Rosen, whose state office funds Honolulu’s emergency services, also has misgivings about the numbers in the report.
“Some of the financial conclusions weren’t fully substantiated,” Rosen said today.
Rosen said the state doesn’t “have an official position” on the proposed merger.
“The biggest thing holding everything back is we really don’t have a model of how this would work. The consultant’s report is really more a concept with a lot of unanswered questions,” she said.
Light, who is also chief executive of the consultant firm that authored the report, denied that its contents were tilted to favor the Fire Department.

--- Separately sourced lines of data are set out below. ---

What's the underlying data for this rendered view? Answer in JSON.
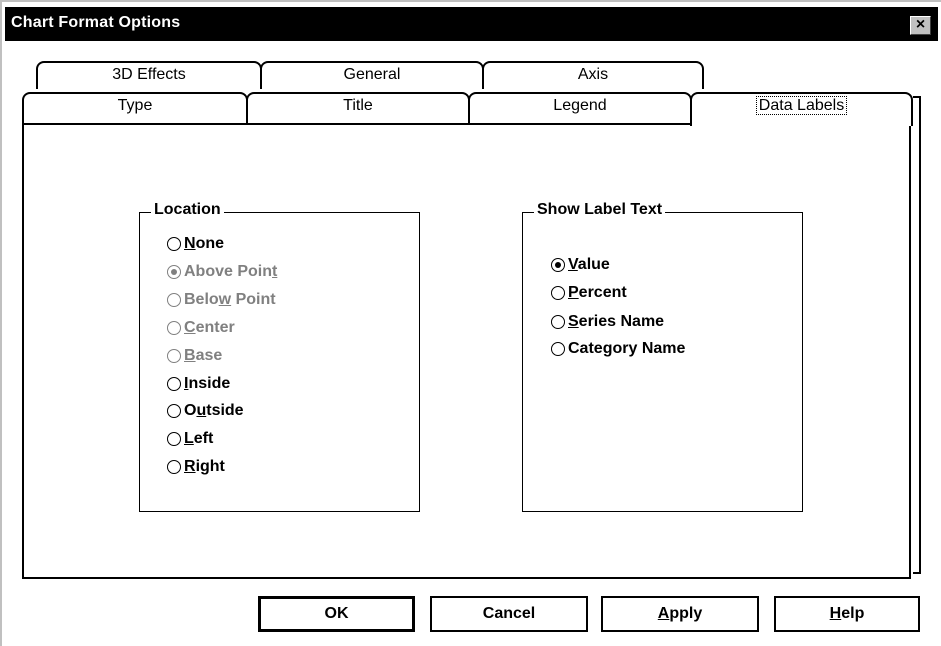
{
  "window": {
    "title": "Chart Format Options",
    "close_glyph": "×"
  },
  "tabs_back_row": [
    {
      "label": "3D Effects"
    },
    {
      "label": "General"
    },
    {
      "label": "Axis"
    }
  ],
  "tabs_front_row": [
    {
      "label": "Type"
    },
    {
      "label": "Title"
    },
    {
      "label": "Legend"
    },
    {
      "label": "Data Labels",
      "active": true
    }
  ],
  "location_group": {
    "legend": "Location",
    "options": [
      {
        "pre": "",
        "key": "N",
        "post": "one",
        "checked": false,
        "disabled": false
      },
      {
        "pre": "Above Poin",
        "key": "t",
        "post": "",
        "checked": true,
        "disabled": true
      },
      {
        "pre": "Belo",
        "key": "w",
        "post": " Point",
        "checked": false,
        "disabled": true
      },
      {
        "pre": "",
        "key": "C",
        "post": "enter",
        "checked": false,
        "disabled": true
      },
      {
        "pre": "",
        "key": "B",
        "post": "ase",
        "checked": false,
        "disabled": true
      },
      {
        "pre": "",
        "key": "I",
        "post": "nside",
        "checked": false,
        "disabled": false
      },
      {
        "pre": "O",
        "key": "u",
        "post": "tside",
        "checked": false,
        "disabled": false
      },
      {
        "pre": "",
        "key": "L",
        "post": "eft",
        "checked": false,
        "disabled": false
      },
      {
        "pre": "",
        "key": "R",
        "post": "ight",
        "checked": false,
        "disabled": false
      }
    ]
  },
  "label_text_group": {
    "legend": "Show Label Text",
    "options": [
      {
        "pre": "",
        "key": "V",
        "post": "alue",
        "checked": true,
        "disabled": false
      },
      {
        "pre": "",
        "key": "P",
        "post": "ercent",
        "checked": false,
        "disabled": false
      },
      {
        "pre": "",
        "key": "S",
        "post": "eries Name",
        "checked": false,
        "disabled": false
      },
      {
        "pre": "Cate",
        "key": "g",
        "post": "ory Name",
        "checked": false,
        "disabled": false
      }
    ]
  },
  "buttons": {
    "ok": {
      "label": "OK"
    },
    "cancel": {
      "label": "Cancel"
    },
    "apply": {
      "pre": "",
      "key": "A",
      "post": "pply"
    },
    "help": {
      "pre": "",
      "key": "H",
      "post": "elp"
    }
  }
}
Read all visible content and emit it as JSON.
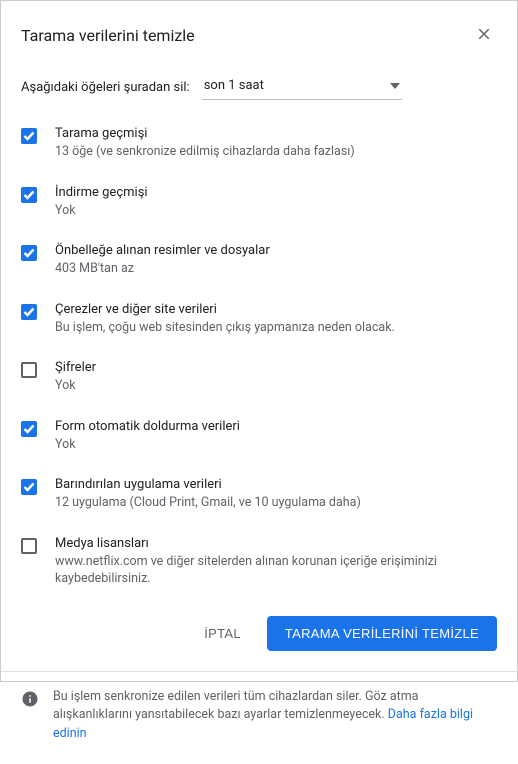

“The people that worked on the study with ESCI were some of the top administrators and EMS experts in the country and they look at each case based on the merits,” Light said.
Silva defended the ESCI report as “valid and credible.”
The report “presented a range of options and possibilities as a result of the information it obtained from the HFD and the Emergency Services Department,” the chief said.
The merger proposal has become a political football in this year’s Honolulu mayoral election.
One candidate, former city Managing Director Kirk Caldwell, has accused incumbent candidate Mayor Peter Carlisle of dragging his feet on the merger idea.
Carlisle has said he is taking a measured and careful approach to the possibility of a merger.